Impacted mandibular 2nd molars.

Anonymous said...

This looks familiar. My child's pan x-rays show that his bottom second molars are partially erupted. The top second molars have not erupted and have some way to go. The bottom second molars seem to be very slow in moving upward, and haven't moved much in months.

The orthodontist has recommended extraction of the wisdom teeth to allow the second molars to erupt. The oral surgeon says it is unlikely the wisdom teeth will ever erupt.

Everyone talks in legalese and no one seems to want to commit to anything ("oral surgery is elective"; "orthodontics are elective").

My understanding is that there isn't enough room, top or bottom, so extracting the wisdom teeth would allow the second molars to come in fully on the bottom and to finally come in on the top. The wisdom teeth are impacted, so they will "need" to come out at some point. This would be preferable before my child reaches age 18 and no longer has his parents' dental plan. The bottom wisdom teeth are also angled in towards his second molars.

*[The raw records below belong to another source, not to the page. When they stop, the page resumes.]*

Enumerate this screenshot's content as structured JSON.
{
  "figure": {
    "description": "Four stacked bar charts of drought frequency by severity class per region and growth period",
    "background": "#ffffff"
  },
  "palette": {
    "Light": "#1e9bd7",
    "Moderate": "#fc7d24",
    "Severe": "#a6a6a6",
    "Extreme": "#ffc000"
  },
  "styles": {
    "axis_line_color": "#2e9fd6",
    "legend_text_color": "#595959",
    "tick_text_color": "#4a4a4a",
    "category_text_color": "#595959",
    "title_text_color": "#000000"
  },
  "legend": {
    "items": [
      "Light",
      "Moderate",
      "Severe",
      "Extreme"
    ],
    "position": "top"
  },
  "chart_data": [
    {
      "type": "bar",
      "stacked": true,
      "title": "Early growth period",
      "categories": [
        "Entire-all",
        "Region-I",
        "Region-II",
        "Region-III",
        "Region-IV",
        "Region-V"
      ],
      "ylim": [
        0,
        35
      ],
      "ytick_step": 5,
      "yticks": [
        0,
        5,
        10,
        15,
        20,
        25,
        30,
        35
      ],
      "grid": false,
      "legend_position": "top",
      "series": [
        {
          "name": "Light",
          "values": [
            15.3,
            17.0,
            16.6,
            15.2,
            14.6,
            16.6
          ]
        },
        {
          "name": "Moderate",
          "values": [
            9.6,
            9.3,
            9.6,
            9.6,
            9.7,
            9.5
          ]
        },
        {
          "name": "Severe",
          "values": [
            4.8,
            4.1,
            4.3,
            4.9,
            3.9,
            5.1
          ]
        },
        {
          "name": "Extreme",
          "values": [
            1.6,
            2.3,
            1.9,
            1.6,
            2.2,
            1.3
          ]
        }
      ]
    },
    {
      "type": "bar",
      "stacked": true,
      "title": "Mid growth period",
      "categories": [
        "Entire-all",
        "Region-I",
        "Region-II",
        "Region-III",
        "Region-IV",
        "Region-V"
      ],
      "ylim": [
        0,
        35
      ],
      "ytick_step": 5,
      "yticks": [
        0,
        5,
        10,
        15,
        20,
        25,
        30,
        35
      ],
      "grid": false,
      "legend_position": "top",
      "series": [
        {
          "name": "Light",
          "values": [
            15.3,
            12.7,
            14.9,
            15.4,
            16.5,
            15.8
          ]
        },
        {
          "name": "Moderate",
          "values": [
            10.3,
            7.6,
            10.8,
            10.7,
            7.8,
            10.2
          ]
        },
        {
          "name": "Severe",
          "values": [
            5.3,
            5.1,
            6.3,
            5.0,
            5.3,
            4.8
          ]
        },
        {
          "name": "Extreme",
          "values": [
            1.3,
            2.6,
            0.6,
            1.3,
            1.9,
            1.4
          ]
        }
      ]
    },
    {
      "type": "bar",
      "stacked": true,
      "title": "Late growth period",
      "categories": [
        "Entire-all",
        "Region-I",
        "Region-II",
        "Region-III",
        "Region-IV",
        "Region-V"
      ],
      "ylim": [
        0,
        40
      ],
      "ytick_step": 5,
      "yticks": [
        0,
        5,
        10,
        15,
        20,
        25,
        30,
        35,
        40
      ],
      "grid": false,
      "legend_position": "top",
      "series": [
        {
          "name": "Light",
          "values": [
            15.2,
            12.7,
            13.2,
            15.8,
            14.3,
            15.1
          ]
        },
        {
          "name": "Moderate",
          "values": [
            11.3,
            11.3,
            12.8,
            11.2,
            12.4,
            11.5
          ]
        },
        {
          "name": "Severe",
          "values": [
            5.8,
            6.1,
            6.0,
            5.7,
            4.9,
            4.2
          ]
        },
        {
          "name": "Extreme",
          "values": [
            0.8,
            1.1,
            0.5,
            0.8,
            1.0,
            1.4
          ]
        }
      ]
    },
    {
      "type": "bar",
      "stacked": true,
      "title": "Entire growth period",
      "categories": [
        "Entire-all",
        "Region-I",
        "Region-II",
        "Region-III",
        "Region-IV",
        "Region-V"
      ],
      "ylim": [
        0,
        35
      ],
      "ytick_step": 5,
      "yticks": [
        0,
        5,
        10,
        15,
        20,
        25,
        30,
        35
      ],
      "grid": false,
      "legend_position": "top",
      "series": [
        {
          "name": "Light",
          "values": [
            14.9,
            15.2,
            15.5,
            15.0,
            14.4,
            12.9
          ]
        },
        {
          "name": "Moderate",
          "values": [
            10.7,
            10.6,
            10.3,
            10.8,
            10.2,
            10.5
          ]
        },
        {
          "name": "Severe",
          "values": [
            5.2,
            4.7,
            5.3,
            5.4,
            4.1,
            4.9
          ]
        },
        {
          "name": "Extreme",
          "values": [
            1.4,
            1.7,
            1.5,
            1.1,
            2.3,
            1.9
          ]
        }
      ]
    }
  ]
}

It would help to have an expert opinion of what is medically preferable instead of "it's up to you". I'm not a medical professional with extensive training. Wait a couple of years or take them out now: that is the question. I think they'll have to come out at some point, but what do I know?

Anonymous said...

My son is 12year old ,his orthodontist wants to extract hid lower back teeth to put his lower braces. I dont know what to do because the surgeon commented his to young. Would it be safe for a 12year old

Dr. Dean Brandon said...

If an oral surgeon does not want to do treatment because a patient is too young, that sounds like it's wisdom teeth. Sometimes they will say that if the wisdom teeth are small, way up in there because they have not developed enough, so it's surgically difficult to get up in there. That is not unusual. Waiting makes them easier to remove. If they feel uncomfortable doing treatment I'd be cautious and perhaps get more information. IN another case, orthodontists remove erupted first or second molars for orthodontic reasons (not the wisdom teeth) That is an orthodontic question.